Vaak krijg ik van mensen te horen dat een dialect in Limburg niet te leren is omdat de uitspraak ervan zo genuanceerd en moeilijk zou zijn. Mijn jonge collega in Amsterdam die het Maastrichts wil leren, heeft in geen tijd het Koreaans bemachtigd voor een eerder onderzoek. Het Koreaans is geen toontaal maar toch. Als we zoiets moeilijks als Chinees (toontaal) en Russisch (naamvallen) kunnen leren waarom zou dat voor een dialect in Limburg niet mogelijk zijn? Ik stel maar even een vraag. Het zal toch niet zijn dat het gesproken Limburgs, net als het Nederlands, iets voor ‘onder ons’ is, een geheimtaal bijna, waar je anderen niet in toelaat?
Marcel Plaatsman zegt
Ik kan me wel voorstellen dat dialectsprekers nóg gevoeliger reageren op een kleine afwijking, een licht accent. Men is eenvoudigweg niet gewend dat die taal door buitenstaanders gesproken wordt, je hoort haar altijd met hetzelfde accent, meestal ook met dezelfde stemmen (het is een taal die vooral in kleine kring gesproken wordt). De chauffeur die een Midden-Limburgs dialect hoopt te leren zal daar in Zuid- en Noord-Limburg waarschijnlijk al verder mee komen dan in Midden-Limburg zelf, waar hij direct “door de mand valt”(alsof het iets ergs is) door een licht accent dat men verder weg minder goed kan detecteren.

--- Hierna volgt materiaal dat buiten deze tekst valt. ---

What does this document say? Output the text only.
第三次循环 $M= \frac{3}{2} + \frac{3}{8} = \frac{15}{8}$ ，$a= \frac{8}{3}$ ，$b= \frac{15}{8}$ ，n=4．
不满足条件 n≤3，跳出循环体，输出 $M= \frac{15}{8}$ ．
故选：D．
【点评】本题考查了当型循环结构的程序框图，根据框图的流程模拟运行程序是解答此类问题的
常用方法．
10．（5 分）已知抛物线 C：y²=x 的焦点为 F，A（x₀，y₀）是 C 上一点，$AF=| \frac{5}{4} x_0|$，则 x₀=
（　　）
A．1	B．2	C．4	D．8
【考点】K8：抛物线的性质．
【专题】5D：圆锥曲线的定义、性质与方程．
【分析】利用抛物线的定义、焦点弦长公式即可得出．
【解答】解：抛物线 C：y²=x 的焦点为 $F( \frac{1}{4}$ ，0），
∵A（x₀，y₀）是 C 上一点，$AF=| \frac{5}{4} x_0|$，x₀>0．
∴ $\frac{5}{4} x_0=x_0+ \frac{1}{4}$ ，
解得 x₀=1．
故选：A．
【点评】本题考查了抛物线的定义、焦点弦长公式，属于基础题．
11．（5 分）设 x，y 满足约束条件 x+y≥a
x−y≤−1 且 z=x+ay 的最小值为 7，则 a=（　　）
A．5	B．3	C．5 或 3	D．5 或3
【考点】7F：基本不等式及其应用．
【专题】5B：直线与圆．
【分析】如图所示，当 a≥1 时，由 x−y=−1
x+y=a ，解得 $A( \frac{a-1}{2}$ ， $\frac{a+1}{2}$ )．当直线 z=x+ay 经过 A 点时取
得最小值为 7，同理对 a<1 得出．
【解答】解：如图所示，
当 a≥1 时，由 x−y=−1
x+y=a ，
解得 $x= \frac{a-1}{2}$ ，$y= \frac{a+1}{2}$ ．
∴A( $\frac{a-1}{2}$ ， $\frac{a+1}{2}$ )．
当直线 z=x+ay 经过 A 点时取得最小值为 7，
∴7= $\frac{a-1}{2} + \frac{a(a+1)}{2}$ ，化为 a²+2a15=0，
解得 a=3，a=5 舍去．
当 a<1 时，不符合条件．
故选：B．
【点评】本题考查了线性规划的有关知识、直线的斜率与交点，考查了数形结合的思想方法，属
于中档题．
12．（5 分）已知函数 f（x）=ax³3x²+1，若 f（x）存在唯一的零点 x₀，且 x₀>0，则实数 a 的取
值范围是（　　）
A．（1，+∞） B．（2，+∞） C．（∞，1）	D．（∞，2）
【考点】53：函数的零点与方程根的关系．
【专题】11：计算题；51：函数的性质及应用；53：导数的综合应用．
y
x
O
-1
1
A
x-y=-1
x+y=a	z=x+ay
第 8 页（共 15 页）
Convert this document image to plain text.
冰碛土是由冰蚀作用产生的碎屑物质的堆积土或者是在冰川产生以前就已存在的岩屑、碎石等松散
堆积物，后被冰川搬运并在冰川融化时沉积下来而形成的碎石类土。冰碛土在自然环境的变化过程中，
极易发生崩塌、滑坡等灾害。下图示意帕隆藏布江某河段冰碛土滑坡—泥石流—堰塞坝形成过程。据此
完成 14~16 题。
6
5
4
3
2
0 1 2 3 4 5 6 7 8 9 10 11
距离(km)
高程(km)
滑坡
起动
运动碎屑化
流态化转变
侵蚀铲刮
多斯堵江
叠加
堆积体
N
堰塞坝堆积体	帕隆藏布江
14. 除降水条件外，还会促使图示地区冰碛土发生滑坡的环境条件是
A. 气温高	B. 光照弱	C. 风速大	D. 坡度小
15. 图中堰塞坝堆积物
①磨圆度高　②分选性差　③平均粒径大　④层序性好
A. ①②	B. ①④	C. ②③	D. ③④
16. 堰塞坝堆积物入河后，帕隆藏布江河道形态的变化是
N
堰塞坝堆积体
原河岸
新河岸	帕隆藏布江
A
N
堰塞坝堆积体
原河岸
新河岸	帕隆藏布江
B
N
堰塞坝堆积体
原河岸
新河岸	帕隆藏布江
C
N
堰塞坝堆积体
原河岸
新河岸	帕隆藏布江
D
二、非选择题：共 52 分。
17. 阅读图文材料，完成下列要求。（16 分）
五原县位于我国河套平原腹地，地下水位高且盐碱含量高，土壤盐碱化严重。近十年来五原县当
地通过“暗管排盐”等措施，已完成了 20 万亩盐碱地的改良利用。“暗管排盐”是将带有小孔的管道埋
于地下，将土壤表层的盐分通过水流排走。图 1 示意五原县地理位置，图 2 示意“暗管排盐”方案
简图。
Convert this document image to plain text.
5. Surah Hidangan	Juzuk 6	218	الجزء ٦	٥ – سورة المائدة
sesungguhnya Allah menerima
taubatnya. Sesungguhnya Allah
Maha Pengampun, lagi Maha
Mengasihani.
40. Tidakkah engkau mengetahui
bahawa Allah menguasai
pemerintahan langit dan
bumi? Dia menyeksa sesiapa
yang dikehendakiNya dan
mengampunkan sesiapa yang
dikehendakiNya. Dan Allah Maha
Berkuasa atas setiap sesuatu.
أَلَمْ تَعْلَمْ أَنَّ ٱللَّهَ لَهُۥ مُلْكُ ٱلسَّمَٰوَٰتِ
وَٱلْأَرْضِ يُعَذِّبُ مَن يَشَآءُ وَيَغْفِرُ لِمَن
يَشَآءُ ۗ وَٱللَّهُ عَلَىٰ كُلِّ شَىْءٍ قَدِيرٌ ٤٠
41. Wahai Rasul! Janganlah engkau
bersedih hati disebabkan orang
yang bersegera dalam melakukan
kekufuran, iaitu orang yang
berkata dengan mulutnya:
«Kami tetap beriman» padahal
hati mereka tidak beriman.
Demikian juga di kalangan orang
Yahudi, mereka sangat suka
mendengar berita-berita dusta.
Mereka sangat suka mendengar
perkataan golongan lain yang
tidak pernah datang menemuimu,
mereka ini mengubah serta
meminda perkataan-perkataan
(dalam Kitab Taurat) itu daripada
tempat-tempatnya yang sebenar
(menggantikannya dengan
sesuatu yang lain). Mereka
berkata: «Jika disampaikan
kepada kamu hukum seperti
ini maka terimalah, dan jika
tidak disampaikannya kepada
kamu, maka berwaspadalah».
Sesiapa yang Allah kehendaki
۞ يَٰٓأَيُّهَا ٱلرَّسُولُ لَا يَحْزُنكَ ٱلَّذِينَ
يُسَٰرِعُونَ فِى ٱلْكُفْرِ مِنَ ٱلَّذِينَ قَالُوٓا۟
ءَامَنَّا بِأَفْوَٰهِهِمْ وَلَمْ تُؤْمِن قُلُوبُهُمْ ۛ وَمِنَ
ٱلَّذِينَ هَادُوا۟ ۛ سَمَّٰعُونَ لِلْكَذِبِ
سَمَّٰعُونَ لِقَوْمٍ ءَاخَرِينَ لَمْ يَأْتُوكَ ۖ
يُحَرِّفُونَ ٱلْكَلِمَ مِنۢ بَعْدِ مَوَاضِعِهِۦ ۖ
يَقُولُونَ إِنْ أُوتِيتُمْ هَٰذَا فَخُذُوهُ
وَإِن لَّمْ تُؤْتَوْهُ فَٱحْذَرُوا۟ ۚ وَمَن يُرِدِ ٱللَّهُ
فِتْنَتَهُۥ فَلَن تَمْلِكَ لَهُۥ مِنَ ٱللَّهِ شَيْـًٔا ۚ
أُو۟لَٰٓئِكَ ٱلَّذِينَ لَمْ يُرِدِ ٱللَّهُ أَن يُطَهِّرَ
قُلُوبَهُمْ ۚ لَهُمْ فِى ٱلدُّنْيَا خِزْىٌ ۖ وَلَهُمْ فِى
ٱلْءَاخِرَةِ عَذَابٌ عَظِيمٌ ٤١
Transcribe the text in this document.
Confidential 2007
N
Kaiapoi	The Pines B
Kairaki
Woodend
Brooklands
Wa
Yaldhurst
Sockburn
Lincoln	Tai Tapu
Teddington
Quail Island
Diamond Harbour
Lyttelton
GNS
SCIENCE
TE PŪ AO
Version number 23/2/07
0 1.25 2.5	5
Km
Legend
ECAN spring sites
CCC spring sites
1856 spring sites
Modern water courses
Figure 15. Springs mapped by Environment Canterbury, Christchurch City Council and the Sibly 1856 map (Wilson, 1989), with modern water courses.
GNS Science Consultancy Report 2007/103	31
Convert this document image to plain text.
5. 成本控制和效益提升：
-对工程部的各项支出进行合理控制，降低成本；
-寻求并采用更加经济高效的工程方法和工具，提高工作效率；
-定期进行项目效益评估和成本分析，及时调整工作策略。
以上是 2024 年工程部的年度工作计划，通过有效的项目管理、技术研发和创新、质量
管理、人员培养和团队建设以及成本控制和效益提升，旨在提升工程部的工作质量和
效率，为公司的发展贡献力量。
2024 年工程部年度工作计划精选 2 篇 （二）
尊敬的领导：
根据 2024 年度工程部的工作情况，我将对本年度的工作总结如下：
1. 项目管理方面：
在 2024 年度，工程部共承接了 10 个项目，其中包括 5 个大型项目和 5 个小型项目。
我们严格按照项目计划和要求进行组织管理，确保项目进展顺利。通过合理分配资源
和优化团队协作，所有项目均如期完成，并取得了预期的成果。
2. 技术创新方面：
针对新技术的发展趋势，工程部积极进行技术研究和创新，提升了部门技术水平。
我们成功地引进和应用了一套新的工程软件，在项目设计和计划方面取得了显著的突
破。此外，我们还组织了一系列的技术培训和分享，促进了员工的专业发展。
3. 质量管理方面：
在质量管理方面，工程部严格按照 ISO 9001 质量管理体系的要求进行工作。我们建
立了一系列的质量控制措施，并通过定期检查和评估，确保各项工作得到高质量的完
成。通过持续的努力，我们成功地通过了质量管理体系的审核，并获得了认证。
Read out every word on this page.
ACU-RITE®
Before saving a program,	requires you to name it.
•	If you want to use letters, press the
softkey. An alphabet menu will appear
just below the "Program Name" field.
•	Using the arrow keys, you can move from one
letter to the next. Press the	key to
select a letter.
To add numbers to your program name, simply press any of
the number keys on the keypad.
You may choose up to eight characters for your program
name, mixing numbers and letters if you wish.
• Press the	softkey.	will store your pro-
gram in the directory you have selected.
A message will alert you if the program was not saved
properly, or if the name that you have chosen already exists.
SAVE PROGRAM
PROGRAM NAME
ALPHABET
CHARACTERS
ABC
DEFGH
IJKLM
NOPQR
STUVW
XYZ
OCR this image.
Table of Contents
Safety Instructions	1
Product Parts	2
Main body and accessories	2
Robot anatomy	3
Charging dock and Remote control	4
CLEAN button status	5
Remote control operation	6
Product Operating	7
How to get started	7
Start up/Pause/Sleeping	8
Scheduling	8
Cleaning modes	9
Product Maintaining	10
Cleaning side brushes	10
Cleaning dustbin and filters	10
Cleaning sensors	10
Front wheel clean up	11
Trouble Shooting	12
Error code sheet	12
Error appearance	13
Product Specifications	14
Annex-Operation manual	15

Treurig trouwens dat Nederlanders op een Duits accent met Éngels reageren. Het is steeds droeviger gesteld met de kennis van het Duits, blijkbaar. Zeker in Maastricht is dat een vorm van economische zelfkastijding.
Leonie Cornips zegt
Een heel interessante gedachte dat je beter het dialect van een andere plek kan leren omdat dialectsprekers nog gevoeliger reageren op klankvariaties. Dank voor deze gedachte. Inderdaad, is het zeer vreemd dat in Maastricht – waar iedereen toch makkelijk Duits kan spreken – toch naar het Engels grijpt. Misschien invloed van de studenten van de UM.
Gaston zegt
In Maastricht wordt mijn niet-Maastrichtse Limburgs niet geaccepteerd, terwijl ik een niet al te afwijkend dialect spreek; geen Kerkraads of zo. In Maastrichtse winkels krijg ik drie op de vier keer antwoord in het Nederlands. Op een dag zal dat wel Engels worden… 😉
Leonie Cornips zegt
Ja dat zegt praktisch iedereen. Of je Roermonds, Heerlens of Sittards spreekt, er wordt geswitched naar het Nederlands in het algemeen.
Gaston zegt
Troostrijk om te weten… Maar toch blij dat ik er niet meer zo vaak kom!
Frans Daems zegt
Twee opmerkingen.
Dat uw jonge Duitse collega-neerlandica werkwoorden perfect spelt, in tegenstelling tot veel Nederlandstaligen, hoeft niet te verwonderen. Anderstaligen blijven werkwoorden lange tijd vooral regelgestuurd spellen. Bij homofone werkwoordvormen met twee verschillende spellingen speelt bij Nederlandstaligen daarentegen het frequentie-effect. Doordat bijvoorbeeld ‘betaald’ ongeveer tweemaal vaker geschreven wordt dan ‘betaalt’, dringt ons geheugen ons automatisch de eerste vorm op nog voor we de kans hebben gehad door regeltoepassing tot de tweede vorm te komen. Als een anderstalige lang genoeg Nederlands schrijft, wordt de kans op foute werkwoordvormen door het frequentie-effect ook groter.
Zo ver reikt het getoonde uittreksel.